After suffering huge crop losses because of monsoon vagaries for three consecutive years, Karnataka is now considering having its own institutional arrangement for effectively implementing the Centre’s crop insurance scheme. The coverage is just 17% in Karnataka and 56.7% of farmers here are not happy with the Central scheme.
Karnataka Agricultural Prices Commission (KAPC) chairman T.N. Prakash Kammaradi says that two studies commissioned through the Institute for Social and Economic Change in the southern districts and Dharwad-based Centre for Multi-Disciplinary Development Research in the northern districts have indicated the need for a State-level institutional mechanism for monitoring the scheme.
The poor coverage of the scheme is a cause for concern. Though the coverage is marginally higher than that in the previous year, Dr. Prakash notes that it is a clear indication that crop insurance scheme has not benefited many.

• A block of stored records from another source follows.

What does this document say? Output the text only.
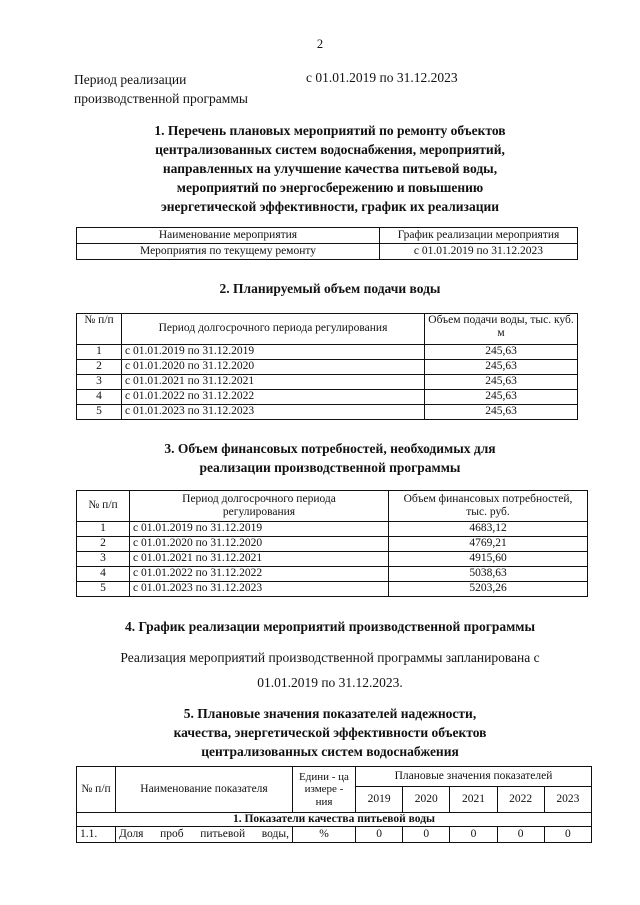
2
Период реализации
производственной программы
с 01.01.2019 по 31.12.2023
1. Перечень плановых мероприятий по ремонту объектов
централизованных систем водоснабжения, мероприятий,
направленных на улучшение качества питьевой воды,
мероприятий по энергосбережению и повышению
энергетической эффективности, график их реализации
Наименование мероприятия	График реализации мероприятия
Мероприятия по текущему ремонту	с 01.01.2019 по 31.12.2023
2. Планируемый объем подачи воды
№ п/п	Период долгосрочного периода регулирования	Объем подачи воды, тыс. куб. м
1	с 01.01.2019 по 31.12.2019	245,63
2	с 01.01.2020 по 31.12.2020	245,63
3	с 01.01.2021 по 31.12.2021	245,63
4	с 01.01.2022 по 31.12.2022	245,63
5	с 01.01.2023 по 31.12.2023	245,63
3. Объем финансовых потребностей, необходимых для
реализации производственной программы
№ п/п	Период долгосрочного периода регулирования	Объем финансовых потребностей, тыс. руб.
1	с 01.01.2019 по 31.12.2019	4683,12
2	с 01.01.2020 по 31.12.2020	4769,21
3	с 01.01.2021 по 31.12.2021	4915,60
4	с 01.01.2022 по 31.12.2022	5038,63
5	с 01.01.2023 по 31.12.2023	5203,26
4. График реализации мероприятий производственной программы
Реализация мероприятий производственной программы запланирована с
01.01.2019 по 31.12.2023.
5. Плановые значения показателей надежности,
качества, энергетической эффективности объектов
централизованных систем водоснабжения
№ п/п	Наименование показателя	Едини - ца измере - ния	Плановые значения показателей				
			2019	2020	2021	2022	2023
1. Показатели качества питьевой воды							
1.1.	Доля проб питьевой воды,	%	0	0	0	0	0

“The other insurance schemes such as life insurance or health insurance are aggressively marketed by agents. But there are no agents or facilitators for the crop insurance scheme as the State Agriculture Department and banks, which deal with crop insurance scheme, are already burdened with other work,” he says.
Also, there is a need to modify the Central scheme to suit the specific requirements of State farmers and farming practices.
The study in Kolar, Mandya, Tumakuru, and Chitradurga by professor Meenakshi Rajeev shows that 56.7% of farmers have said they are not satisfied with the scheme, though this is said to be more beneficial than the previous one.